Pengertian Dakwah Secara Etimologis dan Terminologis.
1. Makna Dakwah secara Etimologi : berasal dari akar kata
dal. ‘ain , wawu. yang berarti
panggilan, undangan, dorongan, permintaan. Dan berakar kata dari kata “Da’aa”
yang berarti “berdoa”, memanggil, menyeru dan mengundang”.

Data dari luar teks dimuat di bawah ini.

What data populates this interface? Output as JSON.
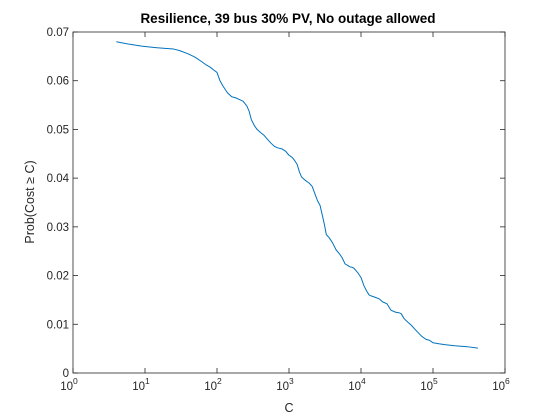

2. Di dalam al-Qur’an ada sekitar 198 kali ayat yang
menyebutkan kata dakwah. Tersebar dalam 55 ayat dan bertempat pada 176 ayat.
Dan sebagian besar turun di Makkah.
3. Beberapa
ayat yang berkaitan dengan dakwah yakni : ud’uu ila sabili Rabika bil
Hikmati wal mauidhatil Hasanah, wajadilhum bil ahsi minha.(an-Naml 125)
4. Waman ahsanu qoulan miman da’a ila Allah wa ‘amala
‘amalan shalihan wa qola inanii minal muslimin.(Fushilat :23). Dan lain
sebagainya.
Kalimat dakwah mempunyai
beragam makna, diantaranya yakni:
ü Mengajak manusia untuk mengikuti agama Allah.
ü Dakwah merupakan usaha yang mengarah untuk memperbaiki
kehidupan lebih baik dan benar sesuai dengan kehendak dan tuntutan kebenaran.
Makna terminologis Dakwah.
Dakwah secara terminologis
memiliki beragam makna diantaranya yakni :
Ø Dakwah yakni merupakan salah satu gerakan untuk
merealisasikan hukum atau nidham Allah di bumi.
Ø Dakwah merupakan sarana yang digunakan masyarakat
dalam meningkatkan kesejahteraan mereka dengan kehendak dan tuntutan kebenaran.
Ø Dakwah merupakan proses usaha untuk mengajak manusia
beriman kepada Allah dan Rasulnya.
Ø Dakwah merupakan seruan untuk mengajak manusia berbuat
baik atau mencegah dari perbuatan munkar atau amar ma’ruf nahi munkar. dsb.
Hukum Dakwah
v Jika kalimat Min dalam surat al Imran ayat 104 min lil
bayinah maka dakwah hukumnya merupakan kewajiban bagi setiap orang.
v Sebaliknya
jika min di maknai lil idhiyah (menyatakan sebagian)maka hukum dakwah menjadi
fardhu kifayah.
v Kewajiban dakwah juga ditegaskan lagi oleh Nabi ketika
haji wada’ dengan mengutip surat al-Ashr.